Interestingly, sublimation can also occur at normal atmospheric pressure, as long as the surrounding air is dry enough to maintain a vapor pressure gradient. This principle, formally proposed by Dr. Harold Meryman in 1959, is the basis for atmospheric freeze-drying, a process that uses cold, very dry air instead of a vacuum chamber.

Why Drying Preserves Food

Drying is one of the oldest preservation methods, and the reason it works comes down to water activity. Water activity is a measure of how available water is for biological processes, scaled from 0 (completely dry) to 1.0 (pure water). Most fresh foods have a water activity above 0.95, which supports the growth of bacteria, yeasts, and molds.

Reducing water activity to 0.85 or below effectively shuts down most dangerous microorganisms. The FDA considers foods at or below this threshold low-risk enough that they’re exempt from certain processing regulations. The bacterium that causes botulism, for instance, needs a water activity of at least 0.93 to grow. Jerky, dried fruit, and powdered milk all fall well below these critical thresholds, which is why they’re shelf-stable without refrigeration.

The key distinction is that it’s not just about removing water. It’s about making the remaining water unavailable. Some moisture can be so tightly bound to sugars, salts, or proteins in a food that microorganisms can’t use it, even though it’s technically still there. This is why adding salt or sugar to foods has a preservative effect similar to drying: both reduce water activity.

How Industrial Drying Methods Differ

All drying methods supply energy and remove vapor, but they deliver that energy in different ways. Convection drying, the most common industrial approach, blows hot air over or through the material. The air serves double duty: it delivers heat and carries away moisture. This is the principle behind everything from grain dryers to convection ovens.

Conduction drying places the wet material in direct contact with a hot surface, like a heated drum or plate. The heat transfers through touch rather than air. Drum dryers that produce instant potato flakes work this way.

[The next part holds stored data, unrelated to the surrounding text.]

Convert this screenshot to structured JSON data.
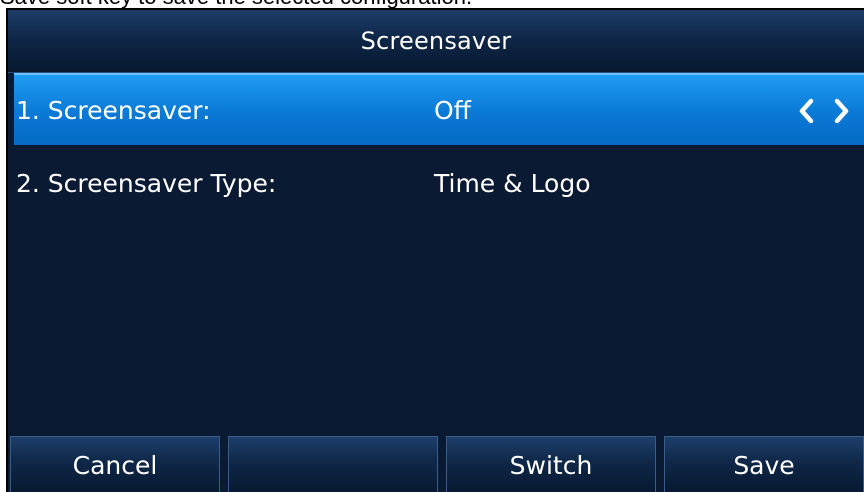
{
  "caption": "Save soft key to save the selected configuration.",
  "header": {
    "title": "Screensaver"
  },
  "menu": {
    "items": [
      {
        "label": "1. Screensaver:",
        "value": "Off",
        "selected": true
      },
      {
        "label": "2. Screensaver Type:",
        "value": "Time & Logo",
        "selected": false
      }
    ]
  },
  "softkeys": [
    {
      "label": "Cancel"
    },
    {
      "label": ""
    },
    {
      "label": "Switch"
    },
    {
      "label": "Save"
    }
  ],
  "colors": {
    "screen_background": "#0a1a33",
    "selected_row": "#0a79d6",
    "text": "#ffffff"
  },
  "icons": [
    "chevron-left-icon",
    "chevron-right-icon"
  ]
}
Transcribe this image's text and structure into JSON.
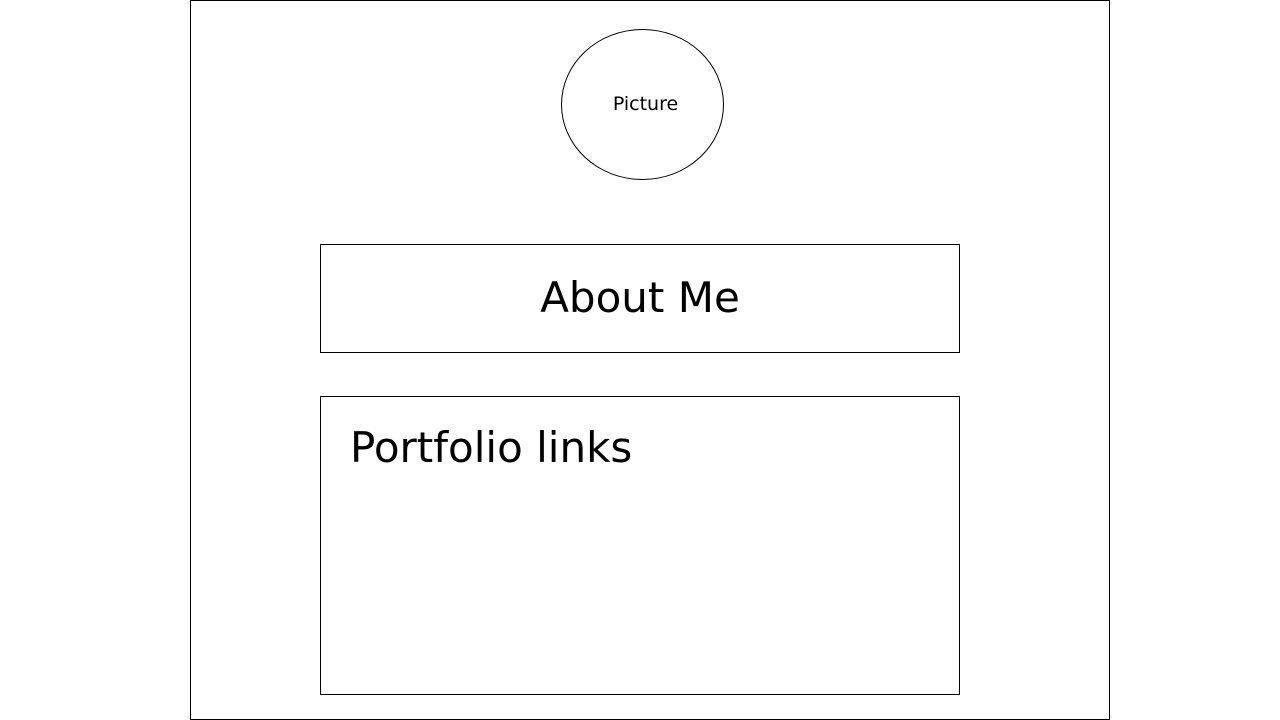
{
  "picture": {
    "label": "Picture"
  },
  "about": {
    "title": "About Me"
  },
  "portfolio": {
    "title": "Portfolio links"
  }
}
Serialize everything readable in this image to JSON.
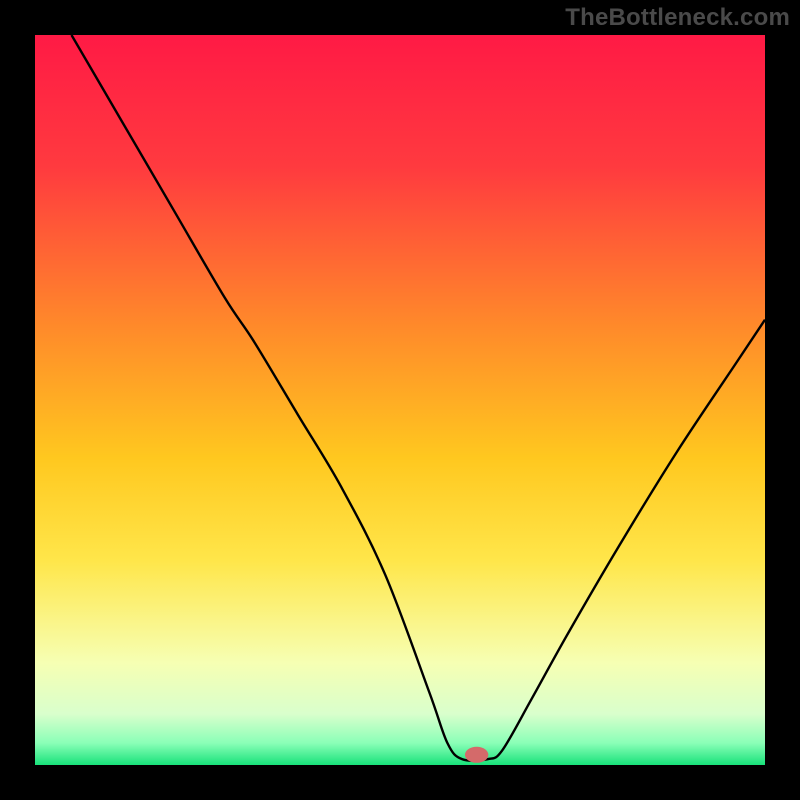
{
  "watermark": "TheBottleneck.com",
  "chart_data": {
    "type": "line",
    "title": "",
    "xlabel": "",
    "ylabel": "",
    "xlim": [
      0,
      100
    ],
    "ylim": [
      0,
      100
    ],
    "grid": false,
    "gradient_stops": [
      {
        "offset": 0,
        "color": "#ff1a45"
      },
      {
        "offset": 18,
        "color": "#ff3a3f"
      },
      {
        "offset": 40,
        "color": "#ff8a2a"
      },
      {
        "offset": 58,
        "color": "#ffc81f"
      },
      {
        "offset": 72,
        "color": "#ffe64a"
      },
      {
        "offset": 86,
        "color": "#f6ffb3"
      },
      {
        "offset": 93,
        "color": "#d9ffcc"
      },
      {
        "offset": 97,
        "color": "#8affb7"
      },
      {
        "offset": 100,
        "color": "#18e27a"
      }
    ],
    "series": [
      {
        "name": "bottleneck-curve",
        "x": [
          5,
          12,
          19,
          26,
          30,
          36,
          42,
          48,
          54,
          56.5,
          58.5,
          62,
          64,
          68,
          73,
          80,
          88,
          96,
          100
        ],
        "y": [
          100,
          88,
          76,
          64,
          58,
          48,
          38,
          26,
          10,
          3,
          0.8,
          0.8,
          2,
          9,
          18,
          30,
          43,
          55,
          61
        ]
      }
    ],
    "marker": {
      "x": 60.5,
      "y": 1.4,
      "rx": 1.6,
      "ry": 1.1,
      "color": "#d46a6a"
    },
    "curve_color": "#000000",
    "curve_width": 2.4
  }
}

Radiation drying uses infrared energy, which heats the material’s surface directly without heating the surrounding air. This makes it efficient for thin layers and surface moisture, and it’s often combined with convective drying for better results.

Microwave drying takes a fundamentally different approach. Instead of heating from the outside in, microwaves penetrate the material and cause water molecules throughout the entire volume to vibrate and generate heat. This volumetric heating dramatically reduces drying time compared to conventional hot-air methods, because you’re not waiting for heat to slowly conduct inward. The tradeoff is equipment cost and the challenge of heating evenly.

Drying and Your Skin

Your body deals with drying constantly. The outermost layer of skin loses water to the environment through a process called transepidermal water loss. The same physics apply: water migrates from the moist layers beneath your skin to the drier air outside, driven by the vapor pressure gradient.

This water loss increases in warmer temperatures and decreases when humidity is higher. Air pollution and particulate matter can accelerate it by damaging the skin’s barrier through oxidative stress, which helps explain why skin conditions like eczema often worsen in polluted environments. Your skin’s lipid barrier acts as a resistance layer, slowing the escape of water in much the same way that a material’s internal structure slows the drying process in industrial applications.